Fenn himself has heard from a lovable cross-section of bumblers. One college kid trekked to a river location, remembering rope, gloves, wetsuit, booties, mask and fins—everything but an air tank. Another hopeful traveled to a lake in winter, stepped out of a subcompact rental car and plunged into "a dark blackened landslide of ice and snow." One of my favorite notes from a searcher is also the simplest. "Stumped," it reads. "Defeated."

My team was in a similar mood when I first contacted them. The four had driven down from the Iowa flatlands, three high-school buddies plus a childhood friend. Mark Dreyer, a real-estate broker had recruited his cousin Chad Claude, who runs logistics for a global frozen-food company, who in turn recruited Gary Merrill, a paramedic, and Scott Rath, who handles scheduling for a livestock operation. They considered Vegas together. They hoped this would be even better.

For six months they prepared, meeting for treasure sessions at Pizza Ranch. Then they packed up Claude's GMC -Yukon, taking beef jerky, bullets, men's magazines, a first-aid kit, and everything four 40-year-old men could need for five days in the woods. Their interpretation of the poem led to a 13-mile stretch in and around New Mexico's Cimarron Canyon and Eagle Nest Lake state parks and the Carson National Forest—where they found only a rolled ankle, a run-in with a "bear" that turned out to be a kid fishing, and a bitter moment when a motorcade of fancy cars drove by: they imagined Fenn inside one of them, laughing like a cartoon villain.

When Merrill got my email asking to meet, the guys were drinking in a hotel bar.

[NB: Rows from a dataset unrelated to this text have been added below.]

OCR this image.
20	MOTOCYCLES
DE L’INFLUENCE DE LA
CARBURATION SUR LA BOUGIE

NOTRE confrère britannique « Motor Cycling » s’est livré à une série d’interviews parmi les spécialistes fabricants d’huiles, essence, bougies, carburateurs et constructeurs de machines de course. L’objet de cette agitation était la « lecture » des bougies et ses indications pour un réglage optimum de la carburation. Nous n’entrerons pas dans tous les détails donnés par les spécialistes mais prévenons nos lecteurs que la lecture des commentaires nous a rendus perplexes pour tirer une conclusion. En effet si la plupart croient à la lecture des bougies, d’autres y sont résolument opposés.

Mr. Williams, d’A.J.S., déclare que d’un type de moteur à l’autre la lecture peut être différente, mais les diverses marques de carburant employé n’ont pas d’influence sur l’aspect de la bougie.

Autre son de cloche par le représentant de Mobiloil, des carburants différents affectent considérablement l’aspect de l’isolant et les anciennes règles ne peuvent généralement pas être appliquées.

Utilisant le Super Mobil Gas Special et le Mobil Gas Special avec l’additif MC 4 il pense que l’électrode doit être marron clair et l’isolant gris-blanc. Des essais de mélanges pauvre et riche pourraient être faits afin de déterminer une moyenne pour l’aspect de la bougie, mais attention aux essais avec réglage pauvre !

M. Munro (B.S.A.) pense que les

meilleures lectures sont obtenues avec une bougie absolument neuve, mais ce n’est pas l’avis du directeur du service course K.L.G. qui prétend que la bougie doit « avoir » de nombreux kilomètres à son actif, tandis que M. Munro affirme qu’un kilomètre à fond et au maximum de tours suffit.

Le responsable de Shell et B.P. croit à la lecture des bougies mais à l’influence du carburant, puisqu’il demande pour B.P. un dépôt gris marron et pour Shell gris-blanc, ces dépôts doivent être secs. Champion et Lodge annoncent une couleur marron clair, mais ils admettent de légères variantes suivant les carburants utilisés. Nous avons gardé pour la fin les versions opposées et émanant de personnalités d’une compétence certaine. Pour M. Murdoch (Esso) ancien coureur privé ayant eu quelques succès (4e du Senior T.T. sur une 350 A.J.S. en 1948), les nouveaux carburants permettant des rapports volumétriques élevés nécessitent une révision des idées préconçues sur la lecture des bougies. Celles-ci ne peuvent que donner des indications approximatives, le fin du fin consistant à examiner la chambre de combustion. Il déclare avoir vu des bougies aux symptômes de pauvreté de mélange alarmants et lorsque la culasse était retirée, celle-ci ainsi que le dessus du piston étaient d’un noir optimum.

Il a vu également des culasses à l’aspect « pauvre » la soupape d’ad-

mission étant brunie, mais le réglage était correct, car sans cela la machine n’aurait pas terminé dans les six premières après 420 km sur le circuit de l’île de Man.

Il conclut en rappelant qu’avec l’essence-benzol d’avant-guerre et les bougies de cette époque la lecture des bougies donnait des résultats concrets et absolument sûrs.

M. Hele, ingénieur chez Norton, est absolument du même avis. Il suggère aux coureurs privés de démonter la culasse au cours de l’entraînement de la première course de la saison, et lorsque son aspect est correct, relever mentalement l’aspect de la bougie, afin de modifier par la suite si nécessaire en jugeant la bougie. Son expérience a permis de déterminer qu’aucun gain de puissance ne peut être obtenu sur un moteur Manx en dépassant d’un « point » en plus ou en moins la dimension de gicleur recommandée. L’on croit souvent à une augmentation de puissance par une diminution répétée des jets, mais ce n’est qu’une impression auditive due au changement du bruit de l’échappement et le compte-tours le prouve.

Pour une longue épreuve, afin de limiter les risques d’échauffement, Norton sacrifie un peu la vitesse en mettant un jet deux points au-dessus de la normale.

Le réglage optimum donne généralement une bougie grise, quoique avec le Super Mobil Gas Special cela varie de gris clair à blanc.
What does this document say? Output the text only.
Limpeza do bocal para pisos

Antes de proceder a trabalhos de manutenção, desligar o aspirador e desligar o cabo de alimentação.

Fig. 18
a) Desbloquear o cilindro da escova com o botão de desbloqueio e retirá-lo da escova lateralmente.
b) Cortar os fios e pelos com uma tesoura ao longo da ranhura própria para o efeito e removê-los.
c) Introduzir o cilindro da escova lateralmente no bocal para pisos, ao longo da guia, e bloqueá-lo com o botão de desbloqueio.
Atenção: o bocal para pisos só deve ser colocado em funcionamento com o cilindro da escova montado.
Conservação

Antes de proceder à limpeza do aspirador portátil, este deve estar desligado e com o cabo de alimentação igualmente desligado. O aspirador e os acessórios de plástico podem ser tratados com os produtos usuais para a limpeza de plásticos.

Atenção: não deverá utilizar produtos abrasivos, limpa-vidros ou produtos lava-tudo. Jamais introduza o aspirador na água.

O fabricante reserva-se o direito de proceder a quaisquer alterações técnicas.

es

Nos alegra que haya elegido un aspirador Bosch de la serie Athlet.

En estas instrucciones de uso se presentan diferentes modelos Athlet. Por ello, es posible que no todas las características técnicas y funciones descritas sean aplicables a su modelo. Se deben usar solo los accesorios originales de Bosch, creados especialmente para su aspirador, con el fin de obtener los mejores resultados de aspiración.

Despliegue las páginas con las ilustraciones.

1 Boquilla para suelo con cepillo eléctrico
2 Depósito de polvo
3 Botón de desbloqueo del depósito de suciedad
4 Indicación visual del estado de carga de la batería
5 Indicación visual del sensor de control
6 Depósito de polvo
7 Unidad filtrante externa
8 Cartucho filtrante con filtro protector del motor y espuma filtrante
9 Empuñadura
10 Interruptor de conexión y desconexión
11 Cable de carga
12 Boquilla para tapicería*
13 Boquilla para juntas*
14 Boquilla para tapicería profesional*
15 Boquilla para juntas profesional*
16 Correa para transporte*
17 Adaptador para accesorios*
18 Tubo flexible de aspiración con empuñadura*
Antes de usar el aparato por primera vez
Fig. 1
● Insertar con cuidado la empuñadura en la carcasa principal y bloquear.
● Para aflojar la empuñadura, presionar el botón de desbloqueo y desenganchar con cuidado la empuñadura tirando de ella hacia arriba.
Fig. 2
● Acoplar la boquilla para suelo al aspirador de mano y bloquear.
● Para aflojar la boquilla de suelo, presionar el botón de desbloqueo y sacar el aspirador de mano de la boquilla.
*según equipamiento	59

I convinced them to stay one more day, promising to share my own interpretation of the poem. By now I was caught up in the hunt, sure my original reporting would help, and happy to split treasure for the sheer story alone. But they wanted to return to Cimarron. We walked around in the woods, holding crumpled copies of Fenn's poem and regarding the underbrush until a ranger told us we needed a permit to hike.

At lunch I asked the guys what they thought about the more controversial chapters in Fenn's history. They shrugged. "What's the difference between the scene of a car accident and a ruin?" Merrill said. "Or a Spanish galleon?" Rath added. "It's not like he's a cocaine dealer," said Dreyer. They left that night, sending Fenn a thank-you email, and pledging another trip. "I like our chances," said Claude.

On my last day, a few hours before I got on a plane, I met Fenn at his house to say goodbye. I brought a bag of artifacts with me, the stuff I had picked up on his private ruin. I felt guilty about keeping them in general, and nervous about flying with them specifically. "I don't believe you," Fenn snapped. "You didn't feel guilty when you pulled them up." I told him about the idea of a curse, about how every day Indian tribes and federal agencies get packages in mail, filled with Indian relics and pleading, apologetic notes from desperate people. Fenn shook his head. "I look cursed to you?" I left the artifacts anyway. Recently, he emailed to say they had been backfilled back into the dirt at San Lazaro, but they weren't happy there. "They're in the dark," he said, just like his treasure chest. But only for now.